Ryan Gosling and Ana de Armas come out of this well but Chris Evans (Avengers: Infinity War, 2018), with a Tom Selleck moustache, is just awful, a joke villain, the only surprise being he doesn’t twirl said moustache. It’s almost as if he’s doing his utmost to make people forget he was ever Captain Marvel, but this is to the utmost and beyond. Stick to Bridgerton would be my advice to Rege-Jean Page. Billy Bob Thornton (Bad Santa 2, 2016) plays one of his more restrained characters.

The Russo Brothers (Avengers: Infinity War) throw every trick in the book at the movie without starting from the obvious point – a decent script.

Author: Brian Hannan

I am a published author of books about film - over a dozen to my name, the latest being "When Women Ruled Hollywood." As the title of the blog suggests, this is a site devoted to movies of the 1960s but since I go to the movies twice a week - an old-fashioned double-bill of my own choosing - I might occasionally slip in a review of a contemporary picture.

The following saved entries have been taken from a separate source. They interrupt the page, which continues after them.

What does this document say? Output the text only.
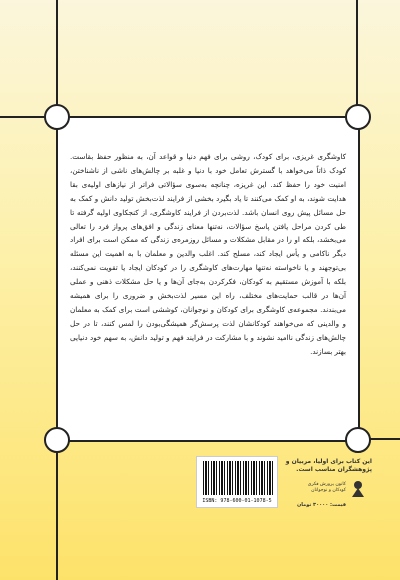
کاوشگری غریزی، برای کودک، روشی برای فهم دنیا و قواعد آن، به منظور حفظ بقاست. کودک ذاتاً می‌خواهد با گسترش تعامل خود با دنیا و غلبه بر چالش‌های ناشی از ناشناختن، امنیت خود را حفظ کند. این غریزه، چنانچه به‌سوی سؤالاتی فراتر از نیازهای اولیه‌ی بقا هدایت شوند، به او کمک می‌کنند تا یاد بگیرد بخشی از فرایند لذت‌بخش تولید دانش و کمک به حل مسائل پیش روی انسان باشد. لذت‌بردن از فرایند کاوشگری، از کنجکاوی اولیه گرفته تا طی کردن مراحل یافتن پاسخ سؤالات، نه‌تنها معنای زندگی و افق‌های پرواز فرد را تعالی می‌بخشد، بلکه او را در مقابل مشکلات و مسائل روزمره‌ی زندگی که ممکن است برای افراد دیگر ناکامی و یأس ایجاد کند، مسلح کند. اغلب والدین و معلمان با به اهمیت این مسئله بی‌توجهند و یا ناخواسته نه‌تنها مهارت‌های کاوشگری را در کودکان ایجاد یا تقویت نمی‌کنند، بلکه با آموزش مستقیم به کودکان، فکرکردن به‌جای آن‌ها و یا حل مشکلات ذهنی و عملی آن‌ها در قالب حمایت‌های مختلف، راه این مسیر لذت‌بخش و ضروری را برای همیشه می‌بندند. مجموعه‌ی کاوشگری برای کودکان و نوجوانان، کوششی است برای کمک به معلمان و والدینی که می‌خواهند کودکانشان لذت پرسش‌گر همیشگی‌بودن را لمس کنند، تا در حل چالش‌های زندگی ناامید نشوند و با مشارکت در فرایند فهم و تولید دانش، به سهم خود دنیایی بهتر بسازند.

ISBN: 978-600-01-1078-5
این کتاب برای اولیا، مربیان و
پژوهشگران مناسب است.
کانون پرورش فکری
کودکان و نوجوانان
قیمت: ۳۰۰۰۰ تومان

21 thoughts on “The Gray Man (2022) ** – Seen at the Cinema”

  1. Brian, this sounds like it is so incredibly bad (especially considering cast and budget) it deserves a watch just so we appreciate other films – which have less star power and money going for them – that much more. Netflix has given us this type of summer eye-candy in the last couple of years when it comes to action films, but this one doesn’t sound tasty on any level at all. Great last paragraph to the review. That would have been an obvious place to start.

    Liked by 3 people

    1. I don’t think I have enjoyed a single Netflix film. They all seem to be greenlit without a studio boss asking too many questions. As if Netflix are so delighted good directors are happy to work for them tat they’ll let them do anything. Those made-for-tv pictures of the 1960s and 1970s had low production values but often had good scripts. It would benefit Netflix to go down that route, More pictures but less mess.

      Liked by 2 people

      1. Ohhhh, I always scan for quality, historic value, macabre factor, eye candy, quick kicks, esoteric…seldom disappointed, so am I easily amused or a film vampire that can feast and obtain gourmet substance on a variety of treats?

        Liked by 1 person

      2. Nope. I look for entertainment also and have often hugely enjoyed movies that proper critics would scoff at. I have a wide range of tastes and will often return to see a film I especially like not. I saw Thomas Crown Affair with Pierce Brosnan four times at the cinema as I did Le Mans (Ford vs Ferrari), Top Gun, Pirates of the Caribbean (first one), Kingdom of Heaven, Prometheus, American Gangster, Any Given Sunday, On Equalizer (both). Entertain me is my credo.

        Liked by 1 person

    1. But does Netflix really claim to offer Gucci/5 star Bubbly fare? To me Netflix is a bit like a garage sale/ mystery box auction/boot sale venture…or that cliched box of chocolates where you never know what fillings hold. I’ve found gems and vile stuff and don’t hesitate to watch something dubbed. I’ve always been a fan of bazaars and flea markets, and can understand the challenge of reviewing stuff better tossed than discussed. Critics play a vital role-discussing the culturally droll with acquired taste versus that which remains enigma or bluff. If Netflix folds, who will fill the void?

      Liked by 1 person

      1. Some of the best Netflix stuff is foreign television series – South American gangsters, the Spanish one about the heist, Monaco or was it Monte Carlo with Depardieu, and quite a lot of rare Middle East and Indian pictures or series. I’m not decrying a company without a strategy but if Netflix folds someone with a bit more sense will buy it and maybe produce a better program. It’s going to go bust anyway because it relies on its share price and that will tumble with subscriber loss.